“It’s funny how you just answer any question people ask you.”
“So… Zamboni is you right?”
“Aren’t you worried you’ll give someone the wrong advice?”
Yes. Not really. Yes.
I’m not a total idiot.* I see that the subtext behind these questions, which have all come from close friends, is “who the hell are you to give people advice?” I have no advanced degrees in Philosophy or Psychology, and I’ve not weathered war or the thousand natural shocks that could earn for someone the gravitas from which they could offer wisdom. But remember, I didn’t ask to be Zamboni.
On the other hand, I have loved. I have lost. I’ve had moments where I felt I could die quite happily now, thanks, and others where I wanted to die, or at least thought it might not be the worst idea. Don’t know that I’d really trust someone who got to 40 without visiting both places and a lot in between. I have read a bunch of philosophy, from Aristotle to Xenophon, and I’ve noticed that Ecclesiastes is right, there aint a whole lotta new under the sun. So many wise folk seem to be pointing in the same direction, toward a destination that the Stoics call “tranquility” and the Buddhists call Nirvana.
Montaigne said, “All I’m sure of is that I know nothing, and I’m not even sure of that.” We all know it’s a hell of a lot easier to give people advice than it is to take your own. As a high school teacher I’ve dispensed lots of advice, both explicity and implicity, but I know all the time that kids are paying a lot more attention to how I’m saying it, and what I actually do in my interactions with them. Words are cheap, and yes, opinions are a bit like assholes.
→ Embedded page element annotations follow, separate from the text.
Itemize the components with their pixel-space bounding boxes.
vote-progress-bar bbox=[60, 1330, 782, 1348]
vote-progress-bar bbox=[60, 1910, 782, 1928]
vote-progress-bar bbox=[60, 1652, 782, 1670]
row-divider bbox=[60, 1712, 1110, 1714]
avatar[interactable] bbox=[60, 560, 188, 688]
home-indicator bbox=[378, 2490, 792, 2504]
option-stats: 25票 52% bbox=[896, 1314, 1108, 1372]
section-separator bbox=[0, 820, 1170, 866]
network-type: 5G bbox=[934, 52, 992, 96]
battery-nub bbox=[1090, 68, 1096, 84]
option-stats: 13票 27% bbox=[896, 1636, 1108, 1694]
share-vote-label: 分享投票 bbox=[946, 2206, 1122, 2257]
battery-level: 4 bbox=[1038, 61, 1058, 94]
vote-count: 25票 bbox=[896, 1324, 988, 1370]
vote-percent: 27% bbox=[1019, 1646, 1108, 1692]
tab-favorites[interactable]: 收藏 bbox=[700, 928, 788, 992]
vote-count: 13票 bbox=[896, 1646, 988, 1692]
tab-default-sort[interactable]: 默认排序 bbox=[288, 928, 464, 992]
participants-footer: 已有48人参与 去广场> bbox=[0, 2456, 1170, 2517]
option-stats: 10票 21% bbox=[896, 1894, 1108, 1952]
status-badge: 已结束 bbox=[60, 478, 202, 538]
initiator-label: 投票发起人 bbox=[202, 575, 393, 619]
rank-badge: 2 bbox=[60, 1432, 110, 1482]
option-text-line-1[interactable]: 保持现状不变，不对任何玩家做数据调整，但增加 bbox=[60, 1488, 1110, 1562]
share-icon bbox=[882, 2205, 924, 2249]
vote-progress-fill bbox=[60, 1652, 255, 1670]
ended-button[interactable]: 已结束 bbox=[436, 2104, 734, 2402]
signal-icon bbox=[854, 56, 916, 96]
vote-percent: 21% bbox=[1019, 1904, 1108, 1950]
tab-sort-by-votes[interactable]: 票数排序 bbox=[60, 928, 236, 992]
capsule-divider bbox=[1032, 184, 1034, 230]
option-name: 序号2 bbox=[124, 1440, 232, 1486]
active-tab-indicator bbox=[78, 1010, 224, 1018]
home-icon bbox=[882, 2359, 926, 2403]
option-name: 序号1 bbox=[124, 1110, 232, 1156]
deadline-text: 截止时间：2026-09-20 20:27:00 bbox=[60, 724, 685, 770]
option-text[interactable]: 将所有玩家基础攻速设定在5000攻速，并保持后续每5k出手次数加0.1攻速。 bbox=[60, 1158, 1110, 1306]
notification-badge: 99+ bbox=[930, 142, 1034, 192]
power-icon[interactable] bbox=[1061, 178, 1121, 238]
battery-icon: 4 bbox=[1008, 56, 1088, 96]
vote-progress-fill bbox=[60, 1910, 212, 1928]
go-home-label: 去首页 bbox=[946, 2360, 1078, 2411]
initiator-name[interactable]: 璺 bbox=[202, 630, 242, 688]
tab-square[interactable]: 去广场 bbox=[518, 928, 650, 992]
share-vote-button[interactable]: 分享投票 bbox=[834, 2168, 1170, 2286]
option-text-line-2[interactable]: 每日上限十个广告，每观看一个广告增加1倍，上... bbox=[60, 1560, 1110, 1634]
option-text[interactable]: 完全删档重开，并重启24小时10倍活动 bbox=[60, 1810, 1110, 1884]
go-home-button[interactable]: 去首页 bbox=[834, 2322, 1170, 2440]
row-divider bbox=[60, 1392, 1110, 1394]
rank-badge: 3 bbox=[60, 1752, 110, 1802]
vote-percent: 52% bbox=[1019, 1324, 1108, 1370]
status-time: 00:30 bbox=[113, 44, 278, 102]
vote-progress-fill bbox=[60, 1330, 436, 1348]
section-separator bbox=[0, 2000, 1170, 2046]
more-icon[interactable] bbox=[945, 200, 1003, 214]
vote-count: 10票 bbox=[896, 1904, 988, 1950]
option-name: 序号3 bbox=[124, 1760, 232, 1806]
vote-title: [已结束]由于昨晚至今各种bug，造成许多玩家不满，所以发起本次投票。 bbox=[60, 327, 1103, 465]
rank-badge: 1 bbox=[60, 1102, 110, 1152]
I don’t ask Zambonesman a question because, as his alter ego, I know what he’ll say. Zambonesman is harsh, a tough love sort of character. He doesn’t suffer fools and focuses people on actions, not feelings or words. If I ask him why I don’t have this or that, he’s just gonna say, “because you don’t want it enough…you want? Then take!” Then again, I might be short changing him. Many a time has he surprised me, and the questioner, with something a little absurd but profound as well.
When I give advice to you as Zambonesman, I’m also giving it to me. The way when you encourage your friend to desperately try to keep that messed up relationship together it may be more about what went wrong in your own. It’s true, the next time you are giving advice, ask really who is it you’re talking to, him or you?
Then again, it’s not like I’m charging 140.00$ an hour.
*And yes, I realize I can’t be sure about the, “not a total idiot” thing.